-Press release
Friday 22nd June 2007 |
Text too small? |
New Zealand's standard of living relies on its exporters, who send out goods from software to organic foods.
Exporters need to hear serious debate about the tools available to cool our hot markets and bring the dollar under control.
The New Zealand Reserve Bank has limited tools to bring the official cash rate - now at 8% - into line.
Raising the interest rate makes our currency desirable to offshore dealers. Proposals to use any form of tax as a tool are so unpalatable that the debate is over almost before it begins.
"We need to have an open and honest debate about the best way forward for New Zealand to deal with the overheated dollar," says Bob Walters, CEO of Export New Zealand. Closing down the debate is not an option; the discussion must be allowed to go forward.
Exporters are the ones most immediately affected in this debate but in the final analysis it is New Zealanders who will be the losers.

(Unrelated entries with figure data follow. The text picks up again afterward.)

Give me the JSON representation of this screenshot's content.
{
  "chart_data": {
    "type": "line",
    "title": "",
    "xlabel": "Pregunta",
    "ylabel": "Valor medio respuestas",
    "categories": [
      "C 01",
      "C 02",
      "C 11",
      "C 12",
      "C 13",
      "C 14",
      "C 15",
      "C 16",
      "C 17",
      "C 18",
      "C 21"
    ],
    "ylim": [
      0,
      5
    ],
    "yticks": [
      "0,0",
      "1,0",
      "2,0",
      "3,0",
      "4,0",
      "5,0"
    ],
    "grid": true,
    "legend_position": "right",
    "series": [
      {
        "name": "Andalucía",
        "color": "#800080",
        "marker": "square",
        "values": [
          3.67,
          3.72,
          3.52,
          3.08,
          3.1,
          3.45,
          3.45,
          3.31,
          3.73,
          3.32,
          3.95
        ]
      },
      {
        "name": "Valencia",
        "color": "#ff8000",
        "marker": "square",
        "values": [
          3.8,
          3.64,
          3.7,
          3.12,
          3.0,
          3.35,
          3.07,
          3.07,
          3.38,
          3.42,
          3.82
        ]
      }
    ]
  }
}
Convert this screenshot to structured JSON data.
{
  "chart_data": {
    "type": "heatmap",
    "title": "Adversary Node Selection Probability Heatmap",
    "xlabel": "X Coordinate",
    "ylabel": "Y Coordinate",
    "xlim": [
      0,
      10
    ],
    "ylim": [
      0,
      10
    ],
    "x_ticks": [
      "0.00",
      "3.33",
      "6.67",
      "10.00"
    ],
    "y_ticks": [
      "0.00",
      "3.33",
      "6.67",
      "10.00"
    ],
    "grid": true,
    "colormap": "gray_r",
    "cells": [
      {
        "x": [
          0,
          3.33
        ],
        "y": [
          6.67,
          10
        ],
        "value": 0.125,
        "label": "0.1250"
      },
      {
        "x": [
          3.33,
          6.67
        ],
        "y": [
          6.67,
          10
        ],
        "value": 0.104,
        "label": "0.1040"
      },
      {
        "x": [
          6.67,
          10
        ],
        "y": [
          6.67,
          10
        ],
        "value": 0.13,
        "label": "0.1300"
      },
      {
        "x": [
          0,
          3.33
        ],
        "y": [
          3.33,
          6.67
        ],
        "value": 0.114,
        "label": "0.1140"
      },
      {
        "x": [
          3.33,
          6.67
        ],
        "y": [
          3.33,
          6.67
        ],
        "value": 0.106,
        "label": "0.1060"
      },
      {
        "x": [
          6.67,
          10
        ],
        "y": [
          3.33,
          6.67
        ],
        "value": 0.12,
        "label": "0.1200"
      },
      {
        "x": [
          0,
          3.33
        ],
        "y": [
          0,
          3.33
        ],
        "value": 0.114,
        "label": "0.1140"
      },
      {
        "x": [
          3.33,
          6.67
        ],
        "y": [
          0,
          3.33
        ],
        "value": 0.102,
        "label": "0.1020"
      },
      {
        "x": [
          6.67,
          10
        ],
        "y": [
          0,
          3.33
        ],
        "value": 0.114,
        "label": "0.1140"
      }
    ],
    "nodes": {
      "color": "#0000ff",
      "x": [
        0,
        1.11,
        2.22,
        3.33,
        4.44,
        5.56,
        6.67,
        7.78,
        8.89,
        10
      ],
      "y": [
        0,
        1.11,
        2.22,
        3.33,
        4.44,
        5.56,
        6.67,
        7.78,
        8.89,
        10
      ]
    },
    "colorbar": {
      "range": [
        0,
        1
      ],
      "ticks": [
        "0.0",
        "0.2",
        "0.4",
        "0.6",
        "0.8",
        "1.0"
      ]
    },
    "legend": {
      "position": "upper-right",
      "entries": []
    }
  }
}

The Reserve Bank can't continue pursuing a policy that will simply drive the productive sector out of business.
In the Independent Financial Review (20 June) columnist Chris Trotter writes: "And since the credit-worthiness of the nation as a whole is ultimately dependent on the profitability of its exporters, rather than its importers, financiers and consumers, it behoves the New Zealand state to find some way of keeping them in the black."
"Exporters are the backbone of the New Zealand economy. Resilient they may be but the present high levels of the dollar are squeezing the life out of many of them," Walters says.
The dollar has appreciated more than 19% against the US dollar and 30% against the yen in the past 12 months.